I've been complaining about stuff like this ever since PL/I in the 1960's!
At my first job, I had to go through the IBM source code & reimplment particularly
slow PL/I library functions.
What's the point of having an expressive language if the implementation
is so poor that you have to re-implement all the expressive parts anyway?
I (& most other people) have come to the same conclusion, which is why C
and C++ became so popular.
I've written about this problem in Common Lisp in a series of papers on my web
page. Basically, Common Lisp is designed to be incredibly difficult to optimize.
To your particular point, most of the Common Lisp 'sequence functions' should
really be 'inlined' (i.e., expanded inline as if they were macros). But the
ridiculously complicated 'keyword' arguments makes this pretty difficult.
Basically, if you really care about performance, you should learn to write
code while watching the machine code being emitted. You will likely be
pretty appalled by what gets done in most languages.
Also, almost any library function that is more than a few lines long is almost
certain to be suboptimal.
I just went through a Lisp exercise that involved 'hash consing', which uniquizes
every cons depending upon its CAR and CDR, recursively. If this is done correctly,
and there aren't any RPLACA or RPLACD operations, then EQUAL becomes EQ, and incredibly
fast.
Unfortunately, there is almost no way to implement this elegantly in Common Lisp,
so I had to do it in a Fortranish way with a CAR array and a CDR array. Common
Lisp hash tables don't accept user-defined 'equality-checking' predicates, which
makes Common Lisp builtin hash tables pretty worthless in my book.

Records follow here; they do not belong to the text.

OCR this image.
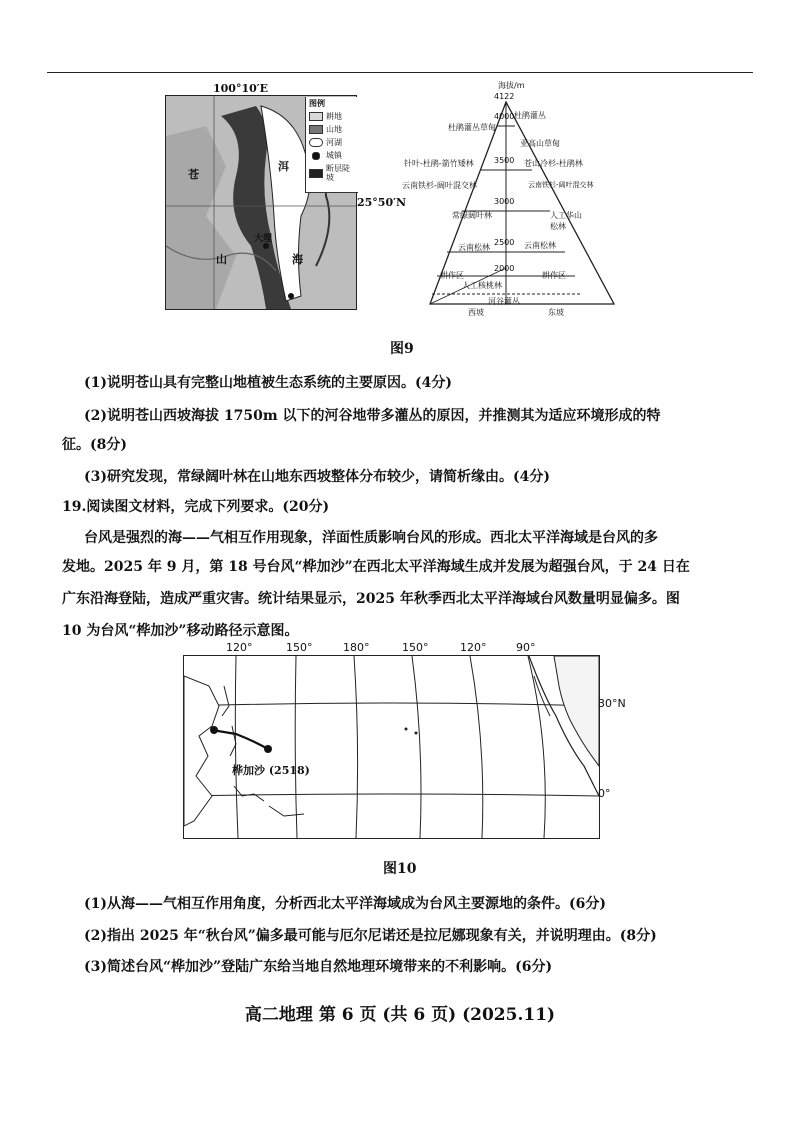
100°10′E
苍
山
洱
海
大理
25°50′N
图例
耕地
山地
河湖
城镇
断层陡坡
海拔/m
4122
4000
3500
3000
2500
2000
杜鹃灌丛草甸
针叶-杜鹃-箭竹矮林
云南铁杉-阔叶混交林
常绿阔叶林
云南松林
耕作区
人工核桃林
河谷灌丛
杜鹃灌丛
亚高山草甸
苍山冷杉-杜鹃林
云南铁杉-阔叶混交林
人工华山松林
云南松林
耕作区
西坡	东坡
图9
(1)说明苍山具有完整山地植被生态系统的主要原因。(4分)
(2)说明苍山西坡海拔 1750m 以下的河谷地带多灌丛的原因，并推测其为适应环境形成的特
征。(8分)
(3)研究发现，常绿阔叶林在山地东西坡整体分布较少，请简析缘由。(4分)
19.阅读图文材料，完成下列要求。(20分)
台风是强烈的海——气相互作用现象，洋面性质影响台风的形成。西北太平洋海域是台风的多
发地。2025 年 9 月，第 18 号台风“桦加沙”在西北太平洋海域生成并发展为超强台风，于 24 日在
广东沿海登陆，造成严重灾害。统计结果显示，2025 年秋季西北太平洋海域台风数量明显偏多。图
10 为台风“桦加沙”移动路径示意图。
120°	150°	180°	150°	120°	90°
桦加沙 (2518)
30°N
0°
图10
(1)从海——气相互作用角度，分析西北太平洋海域成为台风主要源地的条件。(6分)
(2)指出 2025 年“秋台风”偏多最可能与厄尔尼诺还是拉尼娜现象有关，并说明理由。(8分)
(3)简述台风“桦加沙”登陆广东给当地自然地理环境带来的不利影响。(6分)
高二地理 第 6 页 (共 6 页) (2025.11)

At 05:59 PM 3/21/2013, Rupert Swarbrick wrote:
>PS For lisp gurus (or at least semi-gurus):
>
> If you look at the last patch in the series, you'll see a patch that
> changes something looking like
>
> (find-if (lambda (line-num) (<= start line-num end)) ses :key #'car)
>
> to the dolist form:
>
> (dolist (se ses nil) (when (<= start (car se) end) (return se)))
>
> This gives about a factor of 10 performance improvement on GCL, so
> was kind of needed. But, in between muttering imprecations about
> certain lisp implementations, I noticed that this also actually sped
> up the code on at least SBCL as well. Is there a reason that a
> compiler has to emit slower code for the find-if version?